Речевые действия. Даже при беглом взгляде на особенности поведения человека в социуме можно с удивлением обнаружить, насколько огромным оказывается в нашей поведенческой сфере количество действий, которые являются чисто речевыми. Они не просто выражаются с помощью речи, но сама их суть заключается в произнесении слов. Попробуйте, например, осуществить действие извинения или знакомства при помощи жестов или вообще невербально.
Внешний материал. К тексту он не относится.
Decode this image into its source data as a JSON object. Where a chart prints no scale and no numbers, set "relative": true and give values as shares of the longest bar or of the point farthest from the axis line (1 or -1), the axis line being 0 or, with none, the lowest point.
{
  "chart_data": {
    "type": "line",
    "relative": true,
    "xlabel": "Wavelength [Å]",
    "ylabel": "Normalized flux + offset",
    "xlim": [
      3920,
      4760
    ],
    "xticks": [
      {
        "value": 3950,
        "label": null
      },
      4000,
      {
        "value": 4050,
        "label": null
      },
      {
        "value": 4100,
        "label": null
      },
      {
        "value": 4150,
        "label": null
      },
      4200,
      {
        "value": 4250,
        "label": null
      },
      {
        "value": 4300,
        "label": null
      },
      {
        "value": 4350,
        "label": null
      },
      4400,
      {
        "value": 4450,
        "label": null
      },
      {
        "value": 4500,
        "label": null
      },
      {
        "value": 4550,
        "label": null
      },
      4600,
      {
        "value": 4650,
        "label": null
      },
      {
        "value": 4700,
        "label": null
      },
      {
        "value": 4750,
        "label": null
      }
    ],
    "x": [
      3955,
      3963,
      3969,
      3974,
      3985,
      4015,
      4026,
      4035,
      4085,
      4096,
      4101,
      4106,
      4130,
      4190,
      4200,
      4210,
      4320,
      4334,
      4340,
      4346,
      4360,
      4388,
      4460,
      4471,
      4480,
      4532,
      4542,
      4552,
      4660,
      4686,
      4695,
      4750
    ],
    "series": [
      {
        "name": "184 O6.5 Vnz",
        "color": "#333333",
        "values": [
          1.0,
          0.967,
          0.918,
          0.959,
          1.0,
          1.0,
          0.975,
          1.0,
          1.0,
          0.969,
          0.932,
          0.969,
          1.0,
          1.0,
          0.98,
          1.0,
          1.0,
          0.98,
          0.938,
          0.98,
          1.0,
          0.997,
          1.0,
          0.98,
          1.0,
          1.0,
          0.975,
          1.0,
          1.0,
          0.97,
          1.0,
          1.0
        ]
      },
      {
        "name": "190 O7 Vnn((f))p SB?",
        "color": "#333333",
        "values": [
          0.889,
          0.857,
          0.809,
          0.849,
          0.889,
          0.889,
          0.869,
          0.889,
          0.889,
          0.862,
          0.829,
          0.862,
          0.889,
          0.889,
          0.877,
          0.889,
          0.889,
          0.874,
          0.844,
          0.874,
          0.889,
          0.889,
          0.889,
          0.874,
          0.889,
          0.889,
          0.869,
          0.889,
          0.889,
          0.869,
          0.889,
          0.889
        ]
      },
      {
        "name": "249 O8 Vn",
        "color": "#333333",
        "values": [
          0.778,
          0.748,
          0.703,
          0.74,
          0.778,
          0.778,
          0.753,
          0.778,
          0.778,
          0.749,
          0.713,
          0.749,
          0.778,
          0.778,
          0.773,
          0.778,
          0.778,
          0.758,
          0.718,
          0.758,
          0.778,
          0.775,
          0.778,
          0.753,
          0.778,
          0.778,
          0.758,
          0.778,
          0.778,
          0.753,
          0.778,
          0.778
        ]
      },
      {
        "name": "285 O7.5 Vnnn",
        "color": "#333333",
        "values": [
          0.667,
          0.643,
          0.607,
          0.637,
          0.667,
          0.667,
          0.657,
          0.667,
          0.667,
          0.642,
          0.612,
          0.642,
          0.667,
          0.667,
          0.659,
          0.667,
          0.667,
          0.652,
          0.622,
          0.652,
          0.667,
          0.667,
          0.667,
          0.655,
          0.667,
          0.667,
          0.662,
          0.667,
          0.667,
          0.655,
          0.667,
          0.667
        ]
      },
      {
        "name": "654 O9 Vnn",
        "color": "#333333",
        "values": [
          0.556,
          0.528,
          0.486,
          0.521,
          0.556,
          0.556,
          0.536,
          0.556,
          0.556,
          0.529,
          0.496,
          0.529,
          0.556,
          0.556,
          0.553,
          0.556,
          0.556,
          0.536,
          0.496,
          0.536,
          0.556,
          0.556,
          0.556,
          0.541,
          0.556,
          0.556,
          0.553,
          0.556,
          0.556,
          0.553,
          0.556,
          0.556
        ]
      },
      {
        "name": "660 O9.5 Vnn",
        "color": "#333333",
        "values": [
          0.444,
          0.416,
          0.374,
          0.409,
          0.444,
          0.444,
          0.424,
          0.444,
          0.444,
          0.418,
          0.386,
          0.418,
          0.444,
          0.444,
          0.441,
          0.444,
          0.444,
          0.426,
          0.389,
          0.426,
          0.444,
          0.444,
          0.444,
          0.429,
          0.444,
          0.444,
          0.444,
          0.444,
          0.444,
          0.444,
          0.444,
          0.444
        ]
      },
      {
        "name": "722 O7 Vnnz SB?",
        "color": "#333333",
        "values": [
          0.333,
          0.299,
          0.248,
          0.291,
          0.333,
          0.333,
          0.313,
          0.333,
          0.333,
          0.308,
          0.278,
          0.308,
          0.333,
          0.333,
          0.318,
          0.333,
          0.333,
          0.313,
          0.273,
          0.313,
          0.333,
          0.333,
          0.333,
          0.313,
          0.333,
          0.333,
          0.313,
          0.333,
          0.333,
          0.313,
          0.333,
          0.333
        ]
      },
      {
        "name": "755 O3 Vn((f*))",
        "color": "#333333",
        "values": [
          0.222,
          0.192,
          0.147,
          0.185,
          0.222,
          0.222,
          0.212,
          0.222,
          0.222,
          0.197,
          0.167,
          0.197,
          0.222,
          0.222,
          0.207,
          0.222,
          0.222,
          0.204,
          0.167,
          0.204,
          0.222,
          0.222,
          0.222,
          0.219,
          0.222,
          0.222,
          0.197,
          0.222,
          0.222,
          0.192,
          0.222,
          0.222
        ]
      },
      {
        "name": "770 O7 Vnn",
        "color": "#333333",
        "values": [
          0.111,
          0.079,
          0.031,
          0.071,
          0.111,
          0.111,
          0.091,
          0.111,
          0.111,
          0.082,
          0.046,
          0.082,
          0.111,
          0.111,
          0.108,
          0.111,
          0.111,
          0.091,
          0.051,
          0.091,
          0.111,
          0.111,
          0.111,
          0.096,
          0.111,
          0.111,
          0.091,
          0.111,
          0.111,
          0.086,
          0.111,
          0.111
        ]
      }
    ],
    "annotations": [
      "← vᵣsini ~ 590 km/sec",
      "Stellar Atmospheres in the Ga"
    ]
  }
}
Вот далеко не полный список такого рода действий, которые целиком и полностью являются речевыми, т. е. не осуществятся без произнесения определенных слов: объясняться в любви, увольняться с работы, объявлять войну, завещать имущество, гарантировать поставку, клясться в вечной преданности, вступать в брак, поздравлять с днем рождения, молиться в церкви, вести дискуссию, приговаривать к заключению, учить детей и т. п.

Существует теория, согласно которой любое высказывание есть совершение какого-либо действия, т. е. в нашей терминологии – акт поведенческий. Основы этой теории, которая так и называется – «теория речевых актов» (speech act theory), заложены английским философом Джоном Остином (1911–1960) и американским философом Джоном Роджерсом Серлем (р. 1932).

Дж. Остин в книге «How to do things with words» (в русском переводе «Слово как действие») показал, что речевое высказывание всегда представляет собой совершение определенного действия при помощи слов, потому что выражает некое намерение говорящего добиться от слушающего определенной ответной реакции.